Le comte Louis de Prébois-Crancé, reconnu coupable à l’unanimité des voix, était condamné à être passé par les armes.

L’interprète-juré du tribunal fut alors sommé par le président de traduire sa sentence au condamné ; mais alors il se passa une chose étrange.

Cet interprète se leva, et s’adressant au tribunal :

— Non, messieurs, dit-il résolûment, je ne traduirai pas cette sentence inique que bientôt vous regretterez vous-mêmes d’avoir prononcée.

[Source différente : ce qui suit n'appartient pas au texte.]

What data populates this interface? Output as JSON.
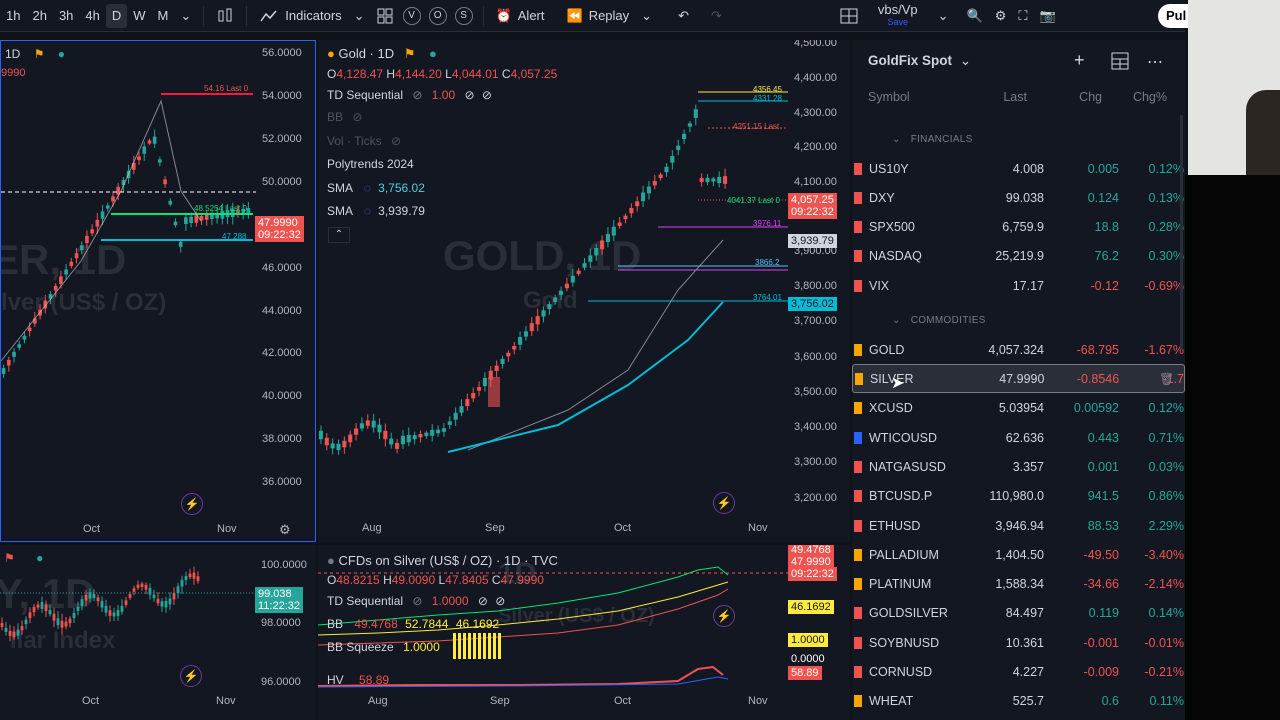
{
  "toolbar": {
    "intervals": [
      "1h",
      "2h",
      "3h",
      "4h",
      "D",
      "W",
      "M"
    ],
    "indicators": "Indicators",
    "alert": "Alert",
    "replay": "Replay",
    "layout_name": "vbs/Vp",
    "layout_sub": "Save",
    "publish": "Pul",
    "circles": [
      "V",
      "O",
      "S"
    ]
  },
  "pane_tl": {
    "title": "1D",
    "price_labels": [
      "56.0000",
      "54.0000",
      "52.0000",
      "50.0000",
      "48.0000",
      "46.0000",
      "44.0000",
      "42.0000",
      "40.0000",
      "38.0000",
      "36.0000"
    ],
    "last_price": "47.9990",
    "countdown": "09:22:32",
    "side_value": "9990",
    "watermark": "ER, 1D",
    "sub_watermark": "lver (US$ / OZ)",
    "line_labels": [
      "54.16 Last 0",
      "48.5254 Last 0",
      "47.288"
    ],
    "time_labels": [
      "Oct",
      "Nov"
    ]
  },
  "pane_tc": {
    "symbol": "Gold · 1D",
    "ohlc": {
      "o": "O",
      "o_val": "4,128.47",
      "h": "H",
      "h_val": "4,144.20",
      "l": "L",
      "l_val": "4,044.01",
      "c": "C",
      "c_val": "4,057.25"
    },
    "td": "TD Sequential",
    "td_val": "1.00",
    "bb": "BB",
    "vol": "Vol · Ticks",
    "polytrends": "Polytrends 2024",
    "sma1": "SMA",
    "sma1_val": "3,756.02",
    "sma2": "SMA",
    "sma2_val": "3,939.79",
    "watermark": "GOLD, 1D",
    "sub_watermark": "Gold",
    "price_labels": [
      "4,500.00",
      "4,400.00",
      "4,300.00",
      "4,200.00",
      "4,100.00",
      "3,900.00",
      "3,800.00",
      "3,700.00",
      "3,600.00",
      "3,500.00",
      "3,400.00",
      "3,300.00",
      "3,200.00"
    ],
    "last_price": "4,057.25",
    "countdown": "09:22:32",
    "sma2_tag": "3,939.79",
    "sma1_tag": "3,756.02",
    "line_labels": [
      "4356.45",
      "4331.28",
      "4251.15 Last",
      "4041.37 Last 0",
      "3976.11",
      "3866.2",
      "3764.01"
    ],
    "time_labels": [
      "Aug",
      "Sep",
      "Oct",
      "Nov"
    ]
  },
  "pane_bl": {
    "price_labels": [
      "100.0000",
      "98.0000",
      "96.0000"
    ],
    "last_price": "99.038",
    "countdown": "11:22:32",
    "watermark": "Y, 1D",
    "sub_watermark": "llar Index",
    "time_labels": [
      "Oct",
      "Nov"
    ]
  },
  "pane_bc": {
    "title": "CFDs on Silver (US$ / OZ) · 1D · TVC",
    "ohlc": {
      "o": "O",
      "o_val": "48.8215",
      "h": "H",
      "h_val": "49.0090",
      "l": "L",
      "l_val": "47.8405",
      "c": "C",
      "c_val": "47.9990"
    },
    "td": "TD Sequential",
    "td_val": "1.0000",
    "bb": "BB",
    "bb_vals": [
      "49.4768",
      "52.7844",
      "46.1692"
    ],
    "bb_squeeze": "BB Squeeze",
    "bb_squeeze_val": "1.0000",
    "hv": "HV",
    "hv_val": "58.89",
    "tags": [
      "49.4768",
      "47.9990",
      "09:22:32",
      "46.1692",
      "1.0000",
      "0.0000",
      "58.89"
    ],
    "time_labels": [
      "Aug",
      "Sep",
      "Oct",
      "Nov"
    ]
  },
  "watchlist": {
    "title": "GoldFix Spot",
    "headers": {
      "symbol": "Symbol",
      "last": "Last",
      "chg": "Chg",
      "pct": "Chg%"
    },
    "sections": [
      "FINANCIALS",
      "COMMODITIES"
    ],
    "rows": [
      {
        "sym": "US10Y",
        "last": "4.008",
        "chg": "0.005",
        "pct": "0.12%",
        "dir": "up",
        "flag": "#ef5350"
      },
      {
        "sym": "DXY",
        "last": "99.038",
        "chg": "0.124",
        "pct": "0.13%",
        "dir": "up",
        "flag": "#ef5350"
      },
      {
        "sym": "SPX500",
        "last": "6,759.9",
        "chg": "18.8",
        "pct": "0.28%",
        "dir": "up",
        "flag": "#ef5350"
      },
      {
        "sym": "NASDAQ",
        "last": "25,219.9",
        "chg": "76.2",
        "pct": "0.30%",
        "dir": "up",
        "flag": "#ef5350"
      },
      {
        "sym": "VIX",
        "last": "17.17",
        "chg": "-0.12",
        "pct": "-0.69%",
        "dir": "down",
        "flag": "#ef5350"
      },
      {
        "sym": "GOLD",
        "last": "4,057.324",
        "chg": "-68.795",
        "pct": "-1.67%",
        "dir": "down",
        "flag": "#f7a600"
      },
      {
        "sym": "SILVER",
        "last": "47.9990",
        "chg": "-0.8546",
        "pct": "-1.7",
        "dir": "down",
        "flag": "#f7a600"
      },
      {
        "sym": "XCUSD",
        "last": "5.03954",
        "chg": "0.00592",
        "pct": "0.12%",
        "dir": "up",
        "flag": "#f7a600"
      },
      {
        "sym": "WTICOUSD",
        "last": "62.636",
        "chg": "0.443",
        "pct": "0.71%",
        "dir": "up",
        "flag": "#2962ff"
      },
      {
        "sym": "NATGASUSD",
        "last": "3.357",
        "chg": "0.001",
        "pct": "0.03%",
        "dir": "up",
        "flag": "#ef5350"
      },
      {
        "sym": "BTCUSD.P",
        "last": "110,980.0",
        "chg": "941.5",
        "pct": "0.86%",
        "dir": "up",
        "flag": "#ef5350"
      },
      {
        "sym": "ETHUSD",
        "last": "3,946.94",
        "chg": "88.53",
        "pct": "2.29%",
        "dir": "up",
        "flag": "#ef5350"
      },
      {
        "sym": "PALLADIUM",
        "last": "1,404.50",
        "chg": "-49.50",
        "pct": "-3.40%",
        "dir": "down",
        "flag": "#f7a600"
      },
      {
        "sym": "PLATINUM",
        "last": "1,588.34",
        "chg": "-34.66",
        "pct": "-2.14%",
        "dir": "down",
        "flag": "#f7a600"
      },
      {
        "sym": "GOLDSILVER",
        "last": "84.497",
        "chg": "0.119",
        "pct": "0.14%",
        "dir": "up",
        "flag": "#ef5350"
      },
      {
        "sym": "SOYBNUSD",
        "last": "10.361",
        "chg": "-0.001",
        "pct": "-0.01%",
        "dir": "down",
        "flag": "#ef5350"
      },
      {
        "sym": "CORNUSD",
        "last": "4.227",
        "chg": "-0.009",
        "pct": "-0.21%",
        "dir": "down",
        "flag": "#ef5350"
      },
      {
        "sym": "WHEAT",
        "last": "525.7",
        "chg": "0.6",
        "pct": "0.11%",
        "dir": "up",
        "flag": "#f7a600"
      }
    ]
  },
  "colors": {
    "up": "#26a69a",
    "down": "#ef5350",
    "accent": "#2962ff",
    "bg": "#131722"
  }
}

Cette énergique protestation interdit un instant les juges.

Séance tenante, l’interprète fut révoqué.

C’était un Espagnol.

— Messieurs, dit alors le comte avec le plus grand sang-froid, je comprends assez bien votre langue pour savoir que vous m’avez condamné à mort ; que Dieu vous pardonne comme je le fais.

Il salua le tribunal en souriant, et se retira aussi calme qu’il était arrivé.

Le comte fut immédiatement mis en capilla.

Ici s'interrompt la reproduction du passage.